Whatever fundamental changes are coming to coffee in Indonesia, don’t be surprised if theypresage broader implications. The beverage is intimately tied to theeconomic, social, and political history of the country. Coffee bushes and drinking arrived in the late 1600s through Dutch merchants, according to Jean Gelman Taylor’s Indonesia: Peoples and Histories. East India Company officials began planting seeds around the site of present-day Jakarta, giving plants to Javanese provincial chiefs who ordered farmers to harvest beans in order to pay taxes, she wrote. Coffee became a fixture of early transportation and warehouse systems. Supplies and cultivation were managed to reflect, and influence, market trends in Amsterdam, the commercial center of the colonial power. An entire fiscal system and networks of patronage fashioned trends in rural migration, finance, diet, and even the evolution of sex work.

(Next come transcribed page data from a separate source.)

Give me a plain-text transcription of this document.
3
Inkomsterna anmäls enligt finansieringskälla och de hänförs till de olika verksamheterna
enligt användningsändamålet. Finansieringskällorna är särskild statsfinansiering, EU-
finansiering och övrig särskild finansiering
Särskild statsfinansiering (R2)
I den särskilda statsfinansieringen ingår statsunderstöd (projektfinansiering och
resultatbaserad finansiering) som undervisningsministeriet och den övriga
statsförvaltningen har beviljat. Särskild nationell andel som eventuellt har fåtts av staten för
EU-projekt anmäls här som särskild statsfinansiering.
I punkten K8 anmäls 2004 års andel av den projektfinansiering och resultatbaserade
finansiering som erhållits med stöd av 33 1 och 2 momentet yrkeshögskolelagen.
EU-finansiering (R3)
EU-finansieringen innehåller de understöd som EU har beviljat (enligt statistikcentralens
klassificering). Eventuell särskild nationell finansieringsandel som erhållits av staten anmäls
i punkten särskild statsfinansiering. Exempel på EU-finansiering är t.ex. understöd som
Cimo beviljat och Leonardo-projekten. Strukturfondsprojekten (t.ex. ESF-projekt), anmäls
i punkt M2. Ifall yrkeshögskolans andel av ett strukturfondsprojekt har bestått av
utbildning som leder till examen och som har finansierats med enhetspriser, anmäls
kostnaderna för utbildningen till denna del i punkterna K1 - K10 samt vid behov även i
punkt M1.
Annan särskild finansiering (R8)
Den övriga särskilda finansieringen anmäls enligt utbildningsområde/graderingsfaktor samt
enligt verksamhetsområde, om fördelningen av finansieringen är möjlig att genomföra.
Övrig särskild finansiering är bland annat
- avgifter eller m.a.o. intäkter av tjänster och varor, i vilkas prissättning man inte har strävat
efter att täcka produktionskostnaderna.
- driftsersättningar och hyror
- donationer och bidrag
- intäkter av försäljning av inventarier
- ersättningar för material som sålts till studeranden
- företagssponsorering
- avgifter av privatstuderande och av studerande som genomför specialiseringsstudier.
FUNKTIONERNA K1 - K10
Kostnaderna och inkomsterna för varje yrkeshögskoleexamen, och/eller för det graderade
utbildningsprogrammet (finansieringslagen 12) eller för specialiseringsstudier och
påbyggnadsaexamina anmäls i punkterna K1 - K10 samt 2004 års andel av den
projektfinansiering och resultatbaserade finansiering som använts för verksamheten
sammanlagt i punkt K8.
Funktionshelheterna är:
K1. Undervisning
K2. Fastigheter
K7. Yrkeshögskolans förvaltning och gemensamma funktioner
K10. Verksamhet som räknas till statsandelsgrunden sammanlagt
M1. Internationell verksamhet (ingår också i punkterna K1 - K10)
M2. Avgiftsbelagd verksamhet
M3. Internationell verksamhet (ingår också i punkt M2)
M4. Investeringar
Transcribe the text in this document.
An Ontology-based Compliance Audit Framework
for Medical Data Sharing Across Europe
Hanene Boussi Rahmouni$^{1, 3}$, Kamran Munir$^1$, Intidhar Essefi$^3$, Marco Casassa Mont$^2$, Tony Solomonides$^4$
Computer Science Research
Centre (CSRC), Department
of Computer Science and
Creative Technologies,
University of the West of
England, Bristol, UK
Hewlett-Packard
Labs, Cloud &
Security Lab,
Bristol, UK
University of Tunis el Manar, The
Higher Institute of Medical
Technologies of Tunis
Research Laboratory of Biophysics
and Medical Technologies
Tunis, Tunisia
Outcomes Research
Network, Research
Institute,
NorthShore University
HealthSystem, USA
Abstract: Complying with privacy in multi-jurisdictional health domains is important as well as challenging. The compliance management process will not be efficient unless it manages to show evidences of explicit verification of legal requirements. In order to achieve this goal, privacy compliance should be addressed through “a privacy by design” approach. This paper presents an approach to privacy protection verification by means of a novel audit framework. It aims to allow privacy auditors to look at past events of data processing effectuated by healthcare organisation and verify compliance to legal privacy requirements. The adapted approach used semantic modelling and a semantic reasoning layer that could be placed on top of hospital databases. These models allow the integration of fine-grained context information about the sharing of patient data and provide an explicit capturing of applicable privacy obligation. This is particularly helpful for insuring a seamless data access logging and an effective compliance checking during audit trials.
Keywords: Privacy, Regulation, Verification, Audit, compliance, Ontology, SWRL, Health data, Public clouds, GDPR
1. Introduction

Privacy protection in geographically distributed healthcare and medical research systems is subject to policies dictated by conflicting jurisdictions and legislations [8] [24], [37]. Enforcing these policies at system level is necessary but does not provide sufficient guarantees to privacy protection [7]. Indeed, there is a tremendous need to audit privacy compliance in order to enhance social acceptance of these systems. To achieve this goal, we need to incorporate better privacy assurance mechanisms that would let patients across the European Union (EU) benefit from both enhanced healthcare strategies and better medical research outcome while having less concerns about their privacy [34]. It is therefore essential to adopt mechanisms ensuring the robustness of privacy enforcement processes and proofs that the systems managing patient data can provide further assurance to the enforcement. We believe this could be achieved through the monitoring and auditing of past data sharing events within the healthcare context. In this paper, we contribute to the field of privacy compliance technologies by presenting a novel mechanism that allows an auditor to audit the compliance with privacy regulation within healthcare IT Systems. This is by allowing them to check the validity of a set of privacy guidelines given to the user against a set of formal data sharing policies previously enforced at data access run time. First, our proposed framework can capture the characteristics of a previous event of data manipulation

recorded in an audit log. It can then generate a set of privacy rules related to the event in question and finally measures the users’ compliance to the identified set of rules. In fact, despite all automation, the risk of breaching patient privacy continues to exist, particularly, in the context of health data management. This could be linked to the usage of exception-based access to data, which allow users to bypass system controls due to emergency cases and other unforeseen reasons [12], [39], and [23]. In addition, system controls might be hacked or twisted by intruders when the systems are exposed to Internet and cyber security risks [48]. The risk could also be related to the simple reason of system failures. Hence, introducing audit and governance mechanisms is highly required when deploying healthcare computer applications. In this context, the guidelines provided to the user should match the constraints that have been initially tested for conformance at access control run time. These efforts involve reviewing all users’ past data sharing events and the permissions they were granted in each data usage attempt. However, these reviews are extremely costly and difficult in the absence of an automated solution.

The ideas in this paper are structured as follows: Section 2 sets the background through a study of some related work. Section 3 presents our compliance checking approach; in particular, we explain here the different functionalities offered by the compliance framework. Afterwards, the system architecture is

The natural environment has wreaked havoc before: In the 19th century, a virus spread among coffee plants and prompted a shift from arabica beans to the tougher, and more bitter tasting, robusta variety. The bulk of Indonesia’s coffee today is robusta, though arabica, a smoother blend, can also be found on the hillsides around Banyuwangi, jostling for space with rubber, chili, and potato plants. Rising temperatures suggest renewed vulnerability to disease.
WCR, whose members include Starbucks Corp., Tim Hortons, and JDE Peet’s, is working with nations including Indonesia to develop varieties that can shore up production over coming decades. “It has to happen now,” Jennifer Vern Long, the group’s chief executive officer, said in an interview. “We couldn’t even wait another year.” Under the breeding program, seeds with new genetic combinations are being shipped this month. “Any of the seeds could be a winner,” she said.
The world has a vital stake in seeing coffee, as we have come to know it, survive. It’s not just about agriculture or preserving some sepia-tinged version of rural life. Coffee is deeply ingrained in finance, politics, and the social structure of 21st century society. For Indonesia, it’s more elemental than that. The big fiscal subject in Jakarta these days is the ambitious plan for a $34 billion new capital city carved out of forest in eastern Borneo. Why can’t a fraction of that sum be set aside to bank on the future of a commodity that’s older than the Republic of Indonesia itself?
The pressures were enough to make Hariyono, a farmer who like many Indonesians goes by one name, invest in history. He inherited the business from his father and thought seriously about giving up the caffeine game around 2010 in favor of rearing goats. After talking over family legacy with his dad, Hariyono decided to add a working coffee museum to the site. When I called on him at Kampong Kopi Lego, preschoolers watched as staff melted beans in pans over fire pots.
Pouring us cups, Hariyono fretted about the rich heritage — good and ill — that stands to be lost. As vital as the weather is, there’s more to it than rain or shine. “The young don’t want to be coffee farmers, they don’t see the profit,” he complained. “I want them to know a very basic fact, that we are one of the main producers in the world. That knowledge shouldn’t be lost. That’s my mission.”
Java sans its namesake drink? A distinct possibility, Hariyono says, though he tries to be optimistic. “Maybe I am a little bit crazy.”